I built and led multi-wavelength efforts (in international collaborations PHANGS, MHONGOOSE, LGLBS) that pair modern HI, CO (used to derive H2), mid-IR and UV, at matched resolution to isolate the drivers of the molecular gas fraction and star formation efficiency.
As leader of the PHANGS HI & Radio Continuum science working group, I coordinated world-class 21 cm maps into a survey famous for its CO and JWST views.
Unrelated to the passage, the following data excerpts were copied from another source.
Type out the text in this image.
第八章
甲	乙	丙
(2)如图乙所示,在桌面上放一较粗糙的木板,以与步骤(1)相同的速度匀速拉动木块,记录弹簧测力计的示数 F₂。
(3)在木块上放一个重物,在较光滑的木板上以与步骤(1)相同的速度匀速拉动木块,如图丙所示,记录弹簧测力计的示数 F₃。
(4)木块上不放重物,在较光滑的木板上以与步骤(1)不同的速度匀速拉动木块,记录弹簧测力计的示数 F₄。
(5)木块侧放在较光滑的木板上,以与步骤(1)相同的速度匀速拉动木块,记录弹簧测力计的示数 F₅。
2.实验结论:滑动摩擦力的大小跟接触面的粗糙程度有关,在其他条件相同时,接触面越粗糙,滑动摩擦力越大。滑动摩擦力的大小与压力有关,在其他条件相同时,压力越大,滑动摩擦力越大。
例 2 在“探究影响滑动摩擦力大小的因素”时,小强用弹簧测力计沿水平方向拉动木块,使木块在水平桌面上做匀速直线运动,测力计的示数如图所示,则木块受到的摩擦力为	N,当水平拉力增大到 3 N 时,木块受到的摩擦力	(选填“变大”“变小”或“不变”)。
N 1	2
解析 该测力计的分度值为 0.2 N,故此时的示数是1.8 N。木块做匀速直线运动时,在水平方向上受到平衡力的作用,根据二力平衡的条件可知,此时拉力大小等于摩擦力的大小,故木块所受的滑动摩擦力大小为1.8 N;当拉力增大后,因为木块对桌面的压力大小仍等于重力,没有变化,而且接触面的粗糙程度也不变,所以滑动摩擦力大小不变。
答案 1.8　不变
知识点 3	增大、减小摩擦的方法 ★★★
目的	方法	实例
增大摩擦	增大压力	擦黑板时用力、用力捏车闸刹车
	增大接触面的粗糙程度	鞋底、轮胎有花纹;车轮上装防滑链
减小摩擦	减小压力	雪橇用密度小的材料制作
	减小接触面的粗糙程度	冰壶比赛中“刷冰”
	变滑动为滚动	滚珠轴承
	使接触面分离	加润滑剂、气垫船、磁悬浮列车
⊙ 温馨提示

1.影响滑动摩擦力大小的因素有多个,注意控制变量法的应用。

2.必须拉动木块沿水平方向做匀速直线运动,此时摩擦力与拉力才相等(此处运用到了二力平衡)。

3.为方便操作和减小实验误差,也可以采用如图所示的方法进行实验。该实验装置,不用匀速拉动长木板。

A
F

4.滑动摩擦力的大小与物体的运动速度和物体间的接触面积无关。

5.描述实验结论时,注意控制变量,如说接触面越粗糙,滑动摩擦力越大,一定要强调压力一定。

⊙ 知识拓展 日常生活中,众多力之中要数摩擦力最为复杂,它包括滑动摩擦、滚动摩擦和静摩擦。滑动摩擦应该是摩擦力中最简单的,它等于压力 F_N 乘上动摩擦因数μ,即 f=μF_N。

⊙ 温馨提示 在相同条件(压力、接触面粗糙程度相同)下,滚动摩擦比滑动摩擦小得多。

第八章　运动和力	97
I study the cold neutral (molecular/atomic) interstellar medium in nearby galaxies. I’m investigating the interplay betweenthe content of neutral atomic gas, (dense) molecular gas, and star formation, and how this gas contributes to the formation of stars. For this, I work with observational data, especially in the radio/mm-cm domain, using e.g. VLA, ALMA, SMA, IRAM-30m, PdBI/NOEMA, or MeerKAT, but I also use NASA’s space telescopes in UV and mid-IR: GALEX, WISE, and Spitzer
(see my Research page).
I completed my PhD in October 2023 as a member of the International Max Planck Research School (IMPRS) at the Argelander Institute of Astronomy at the University of Bonn, supervised by Frank Bigiel and supported by the PHANGS collaboration. Before that, I was at the University of Vienna (Austria) for my M.Sc. (2016-2019) and B.Sc. (2013-2016) in Astrophysics. I have an additional degree (B.A.) in Journalism and Communication Science. You can find more details in my CV

Radio observations of a nearby galaxy, the neutral atomic gas (HI) of the nearby galaxy NGC1512. These gigantic spiral arms are ~12 kpc long; that is, around 8 times the radius of how we see the Milky Way in the optical.
I am a leader of the HI and Radio Continuum Science Working group within the PHANGS collaboration. This project started with a ALMA Large Program and ever since then we collect multi-wavelength data using ground and space telescopes for ~100 galaxies.